De lokale besturen hebben de vrijheid om het APB-tarief en de opcentiemen zelf te bepalen. En ze mogen die ook elk jaar aanpassen. Uit de jaarlijkse analyse van de Vereniging van Vlaamse Steden en Gemeenten blijkt dat 63 van de 64 West-Vlaamse gemeenten dit jaar niet aan de twee belangrijke belastingen morrelen. Met Anzegem verhoogt slechts één West-Vlaamse gemeente de opcentiemen, van 1.102 vorig jaar naar 1.152 dit jaar.

“Oorspronkelijk was het de bedoeling om de opcentiemen met 110 punten te verhogen, maar dankzij enkele financiële meevallers in onze gemeente hoeven we niet zover te gaan”, klonk het begin december bij het Anzegemse schepencollege. Wel verdwijnt de lokaal veelbesproken gezins- en bedrijfsbelasting. Volgens toenmalig schepen van Financiën Johan Delrue (Samen Eén) zijn de Anzegemnaren nu dan ook beter af.

Dure Westhoek

Het gemiddelde APB-tarief in Vlaanderen komt in 2022 op 7,2 te liggen, iets hoger dan het West-Vlaams gemiddelde van 7,07. Al heeft dat laatste veel te maken met de nultarieven in kustgemeenten De Panne, Koksijde en Knokke-Heist. Twee op de drie West-Vlaamse gemeenten immers hebben een APB-tarief dat hoger ligt dan het Vlaams gemiddelde.

Zeker in de Westhoek, waar zowat alle gemeenten een APB van 8 aanrekenen, ligt de gemeentebelasting op het inkomen hoog. Mesen is met een tarief van 9 zelfs deduurste van allemaal. “Ik ben nu twintig jaar burgemeester, altijd al is dat tarief bij ons hetzelfde gebleven”, zegt burgemeester Sandy Evrard (MLM). “Wat wij als kleinste stad van Vlaanderen voor onze burgers tegenover dat tarief zetten, is in mijn ogen belangrijker.
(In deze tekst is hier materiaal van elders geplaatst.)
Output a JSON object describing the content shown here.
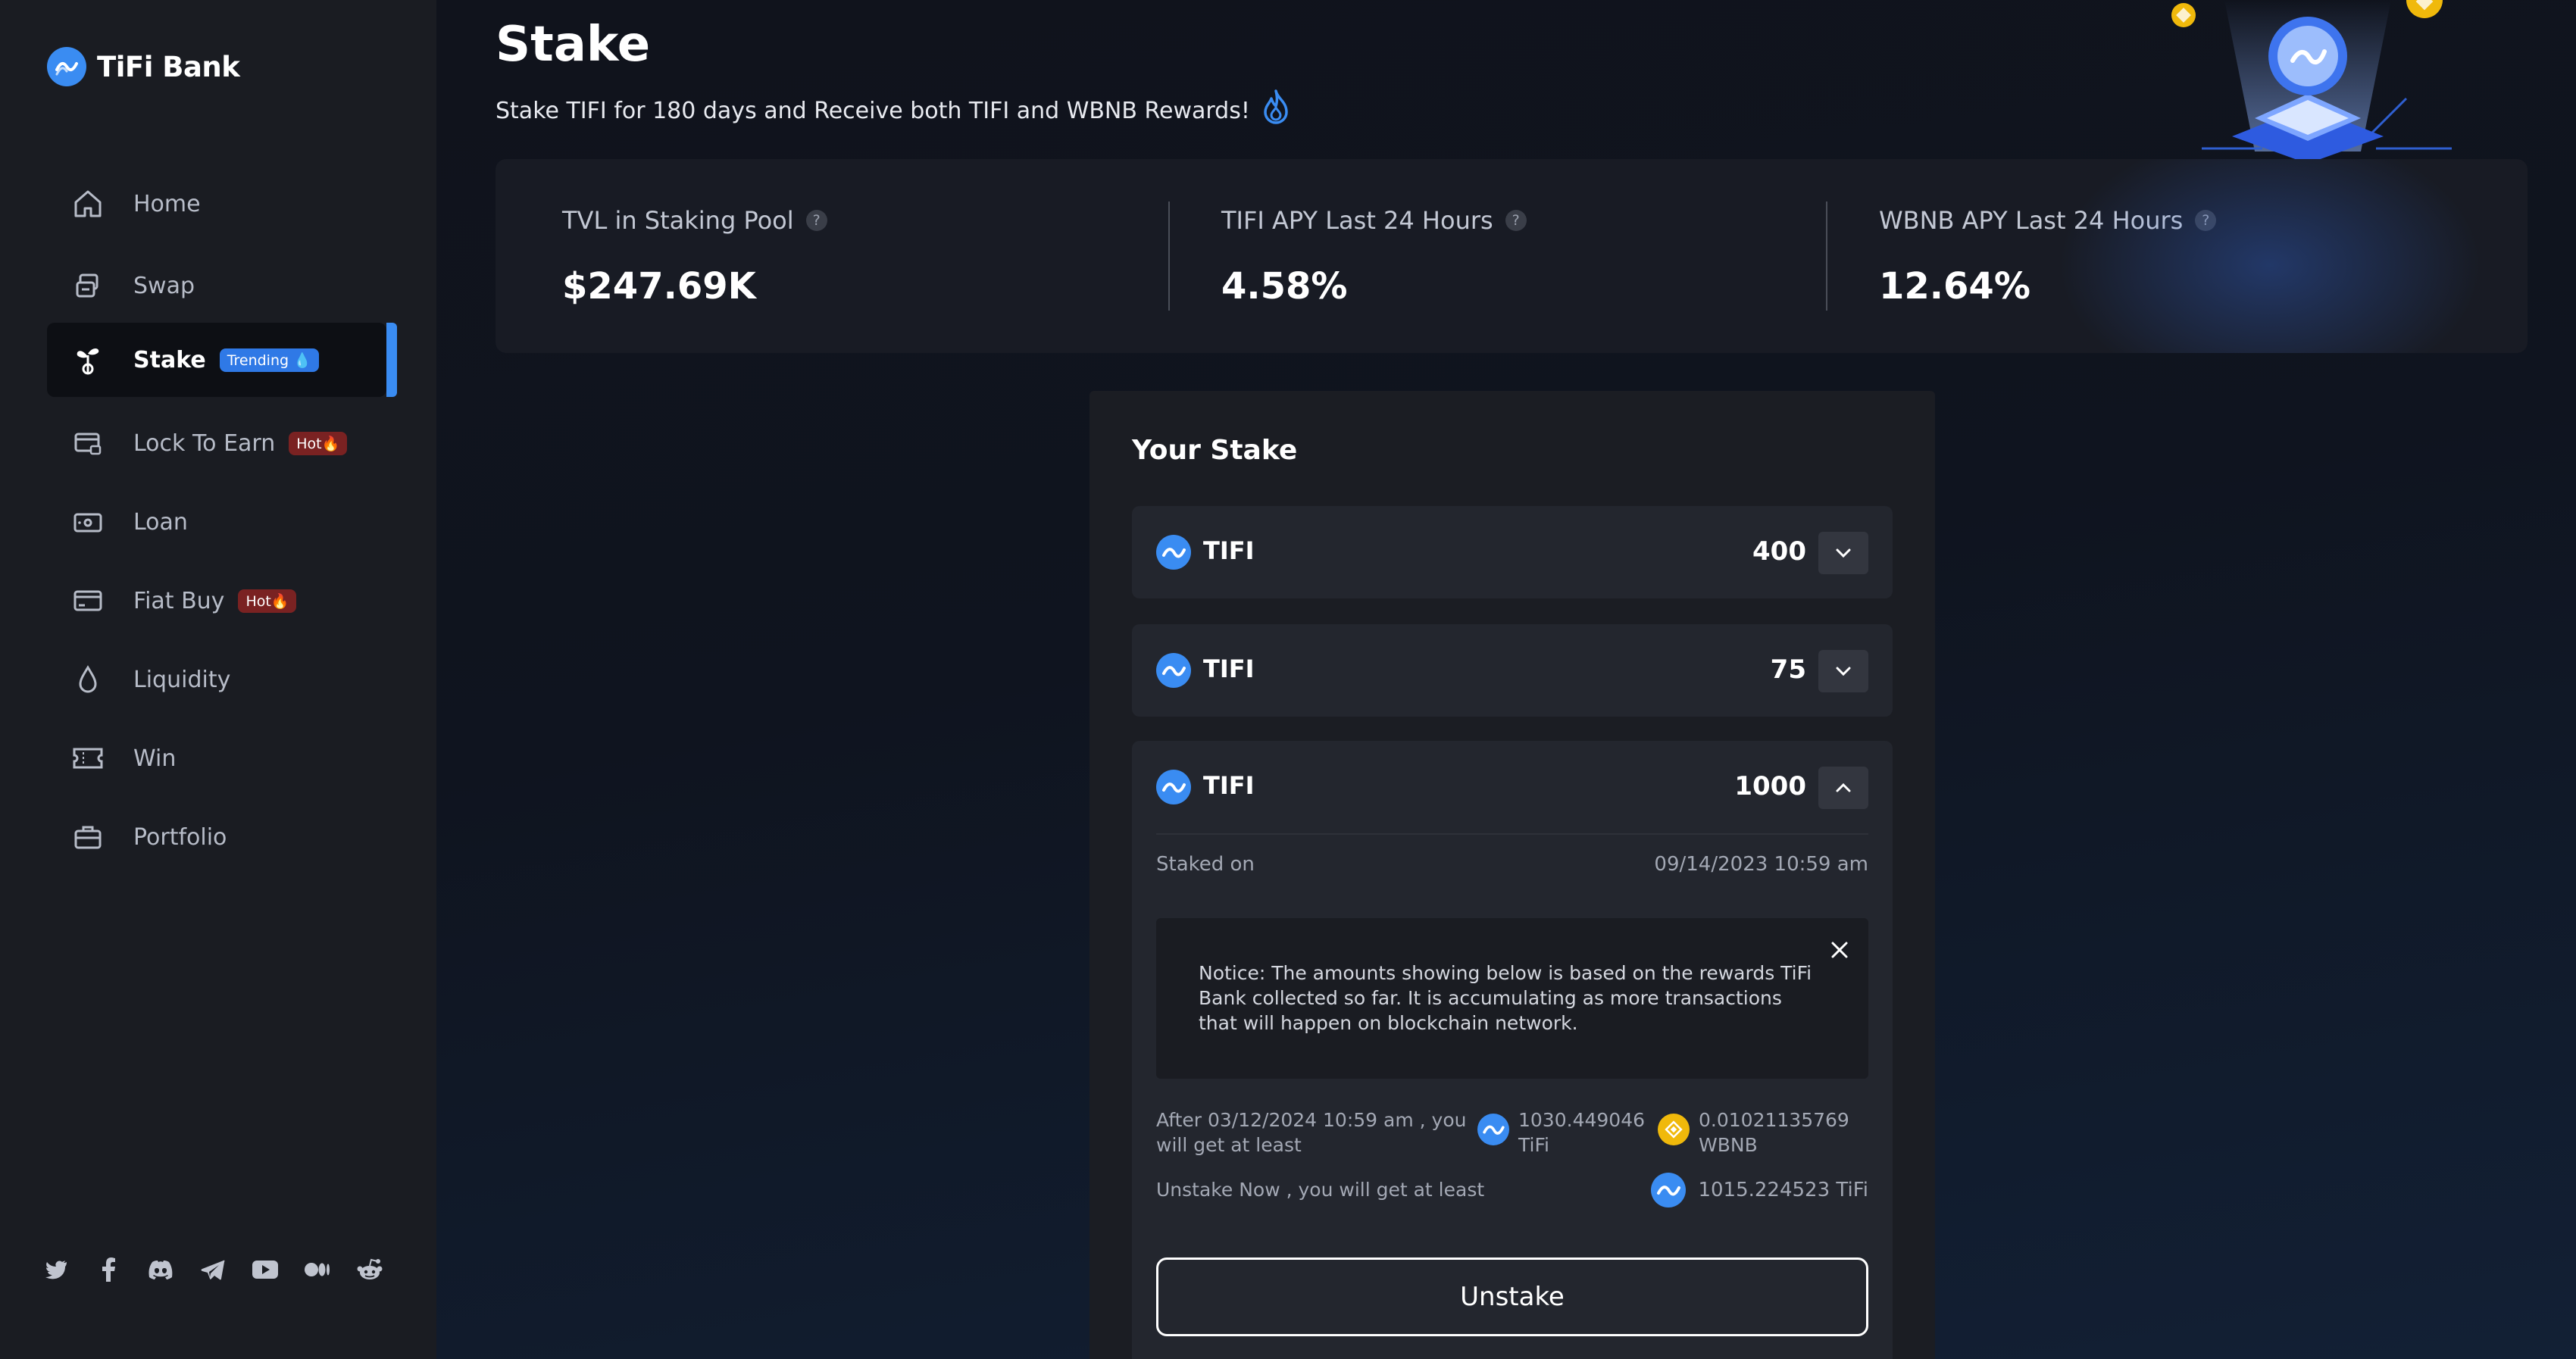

Ik denk dat het onrealistisch is om te beloven dat je die gemeentebelasting kan laten zakken, zeker in ons geval. De lokale besturen krijgen van de hogere overheid altijd meer bevoegdheden, maar de middelen volgen niet.”

Lokale besturen krijgen steeds meer bevoegdheden, maar de middelen volgen niet - Sandy Evrard, burgemeester Mesen, hoogste APB-tarief van Vlaanderen

Kijken we naar de opcentiemen, dan is het verschil met de rest van Vlaanderen nog opvallender. Het Vlaams gemiddelde ligt op 896,88 opcentiemen, het West-Vlaams gemiddelde op 1.123,83. Dat verschil is te wijten aan de lage kadastrale inkomens bij ons. In de rand rond Brussel of vlakbij Antwerpen liggen die een stuk hoger dan in pakweg de Westhoek. Hogere opcentiemen betekent dan ook niet per se dat eenzelfde woning in Heuvelland meer belastingsgeld oplevert dan in Brasschaat.

Toekomst?

Tarieven zeggen met andere woorden zeker niet alles. Wat je uiteindelijk in volle euro’s betaalt, hangt erg af van de onderliggende waarden. “Hogere opcentiemen zijn nodig voor eenzelfde opbrengst”, legt Nathalie Debast van de VVSG uit. “In veel West-Vlaamse gemeenten liggen de inkomens van de belastingbetalers lager dan elders. Om hetzelfde bedrag te ontvangen, moet een gemeente dan ook een hoger tarief heffen.”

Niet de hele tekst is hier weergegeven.